Spotting the structures in the package hierarchy that

required attention using test coverage data

“Are My Unit Tests in the Right Package?”

[21] Gerg˝o Balogh et al. “Are My Unit Tests in the Right Package?” In: Source Code Analysis and Manipulation (SCAM), 2016 IEEE 16th International Working Con- ference on. IEEE. 2016, pp. 137–146

The software development industry has adopted written and de facto standards for creating effective and maintainable unit tests. Unfortunately, like any other source code artifact, they are often written without conforming to these guidelines, or they may evolve into such a state (challenge 2).

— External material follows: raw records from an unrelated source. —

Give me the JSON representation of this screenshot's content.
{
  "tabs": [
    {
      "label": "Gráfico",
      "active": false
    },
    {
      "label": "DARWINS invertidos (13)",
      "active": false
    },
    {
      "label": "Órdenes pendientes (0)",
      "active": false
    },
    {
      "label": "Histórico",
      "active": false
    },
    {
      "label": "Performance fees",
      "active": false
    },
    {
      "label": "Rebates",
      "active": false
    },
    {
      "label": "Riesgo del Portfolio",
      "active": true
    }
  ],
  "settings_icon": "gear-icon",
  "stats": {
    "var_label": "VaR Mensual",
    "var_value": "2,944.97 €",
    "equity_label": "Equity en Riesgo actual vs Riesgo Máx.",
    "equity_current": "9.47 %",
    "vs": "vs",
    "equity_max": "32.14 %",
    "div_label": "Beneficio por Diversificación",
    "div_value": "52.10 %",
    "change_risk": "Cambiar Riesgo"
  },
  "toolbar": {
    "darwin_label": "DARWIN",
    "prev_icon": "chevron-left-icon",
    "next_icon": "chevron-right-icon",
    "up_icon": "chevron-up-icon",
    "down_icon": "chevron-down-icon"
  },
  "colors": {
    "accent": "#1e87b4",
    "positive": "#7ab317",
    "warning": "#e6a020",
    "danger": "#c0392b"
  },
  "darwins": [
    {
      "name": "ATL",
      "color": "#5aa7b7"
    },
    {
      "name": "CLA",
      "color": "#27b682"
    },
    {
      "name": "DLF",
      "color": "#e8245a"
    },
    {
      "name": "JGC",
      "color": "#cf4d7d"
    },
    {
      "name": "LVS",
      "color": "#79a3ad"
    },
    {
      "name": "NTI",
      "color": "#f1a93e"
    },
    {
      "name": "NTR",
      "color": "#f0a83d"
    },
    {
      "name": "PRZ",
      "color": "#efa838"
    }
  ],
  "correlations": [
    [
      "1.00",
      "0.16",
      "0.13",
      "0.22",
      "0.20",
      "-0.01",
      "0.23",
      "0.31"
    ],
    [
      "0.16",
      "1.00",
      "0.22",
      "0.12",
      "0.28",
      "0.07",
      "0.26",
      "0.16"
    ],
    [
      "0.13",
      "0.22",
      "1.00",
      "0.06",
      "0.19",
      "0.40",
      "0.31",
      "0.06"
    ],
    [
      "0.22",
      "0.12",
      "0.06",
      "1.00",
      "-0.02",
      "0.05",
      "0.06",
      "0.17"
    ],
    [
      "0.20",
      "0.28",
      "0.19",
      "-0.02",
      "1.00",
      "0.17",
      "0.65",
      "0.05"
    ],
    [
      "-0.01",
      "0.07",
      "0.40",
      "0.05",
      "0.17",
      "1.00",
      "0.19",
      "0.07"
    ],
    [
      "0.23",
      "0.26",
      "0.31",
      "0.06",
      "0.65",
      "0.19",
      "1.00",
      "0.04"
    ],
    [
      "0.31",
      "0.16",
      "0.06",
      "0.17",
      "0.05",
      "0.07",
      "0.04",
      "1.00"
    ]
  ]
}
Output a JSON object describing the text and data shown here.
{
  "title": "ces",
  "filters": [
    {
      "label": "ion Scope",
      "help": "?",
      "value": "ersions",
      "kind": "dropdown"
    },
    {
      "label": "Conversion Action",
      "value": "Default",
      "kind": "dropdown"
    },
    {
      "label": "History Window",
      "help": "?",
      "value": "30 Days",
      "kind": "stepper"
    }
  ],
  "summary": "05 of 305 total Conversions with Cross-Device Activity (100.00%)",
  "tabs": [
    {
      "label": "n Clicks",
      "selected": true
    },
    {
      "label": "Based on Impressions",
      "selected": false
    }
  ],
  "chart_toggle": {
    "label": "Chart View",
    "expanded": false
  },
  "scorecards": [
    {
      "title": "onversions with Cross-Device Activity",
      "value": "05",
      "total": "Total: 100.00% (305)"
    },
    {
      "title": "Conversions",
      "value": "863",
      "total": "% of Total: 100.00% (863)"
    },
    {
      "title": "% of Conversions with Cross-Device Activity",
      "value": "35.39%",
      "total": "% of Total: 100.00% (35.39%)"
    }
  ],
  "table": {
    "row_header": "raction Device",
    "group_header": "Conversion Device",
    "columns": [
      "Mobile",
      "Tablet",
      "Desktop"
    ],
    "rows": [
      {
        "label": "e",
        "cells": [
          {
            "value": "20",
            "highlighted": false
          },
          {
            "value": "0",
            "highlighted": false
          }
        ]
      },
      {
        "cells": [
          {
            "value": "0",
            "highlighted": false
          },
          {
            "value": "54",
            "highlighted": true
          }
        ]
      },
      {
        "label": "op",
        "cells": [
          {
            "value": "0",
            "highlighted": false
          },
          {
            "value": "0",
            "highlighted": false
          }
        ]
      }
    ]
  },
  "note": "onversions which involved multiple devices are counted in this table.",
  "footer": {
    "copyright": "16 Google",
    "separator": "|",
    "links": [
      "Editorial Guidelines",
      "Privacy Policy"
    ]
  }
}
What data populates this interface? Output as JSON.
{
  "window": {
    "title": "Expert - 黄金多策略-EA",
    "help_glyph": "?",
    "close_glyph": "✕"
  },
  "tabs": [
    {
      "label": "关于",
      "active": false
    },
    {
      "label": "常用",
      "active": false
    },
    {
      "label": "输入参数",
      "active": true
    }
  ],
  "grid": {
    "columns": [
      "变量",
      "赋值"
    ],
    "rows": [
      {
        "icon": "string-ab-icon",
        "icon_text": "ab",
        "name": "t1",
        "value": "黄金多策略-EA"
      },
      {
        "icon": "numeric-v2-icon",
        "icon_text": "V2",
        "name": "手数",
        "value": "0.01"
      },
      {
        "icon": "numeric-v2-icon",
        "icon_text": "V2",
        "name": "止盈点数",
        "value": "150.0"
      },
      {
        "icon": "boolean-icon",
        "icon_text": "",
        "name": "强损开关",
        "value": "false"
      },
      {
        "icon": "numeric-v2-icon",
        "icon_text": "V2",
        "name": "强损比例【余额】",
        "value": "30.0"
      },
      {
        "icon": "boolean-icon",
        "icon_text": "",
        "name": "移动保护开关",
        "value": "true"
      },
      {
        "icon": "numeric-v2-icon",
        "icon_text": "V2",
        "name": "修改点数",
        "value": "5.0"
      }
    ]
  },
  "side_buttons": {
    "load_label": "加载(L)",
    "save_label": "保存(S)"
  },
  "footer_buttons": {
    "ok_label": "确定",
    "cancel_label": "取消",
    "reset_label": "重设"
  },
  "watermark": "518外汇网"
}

This work addressed the quality of unit test suites from a novel angle. Our approach was to compare the physical organization of tests and tested code in the package hierarchy to what could be observed from dynamic behaviour of the tests. The application of community detection algorithms for the latter is a viable approach, and we believe that this kind of analysis of unit tests may reveal knowledge about them not investigated earlier (sub-thesis point 3.1). Our results indicate that for realistic systems, there are a quite lot of discrepancies between the package based and community based structures. But it does not necessarily mean that each of these need to be fixed in the first place by some kind of refactoring of test code. Furthermore, it is not generally possible to decide if there is a problem with the placement of test cases in the package structure or with the way test cases invoke elements of the tested code. Hence any discrepancies found are treated as “bad smells” (sub-thesis point 3.2).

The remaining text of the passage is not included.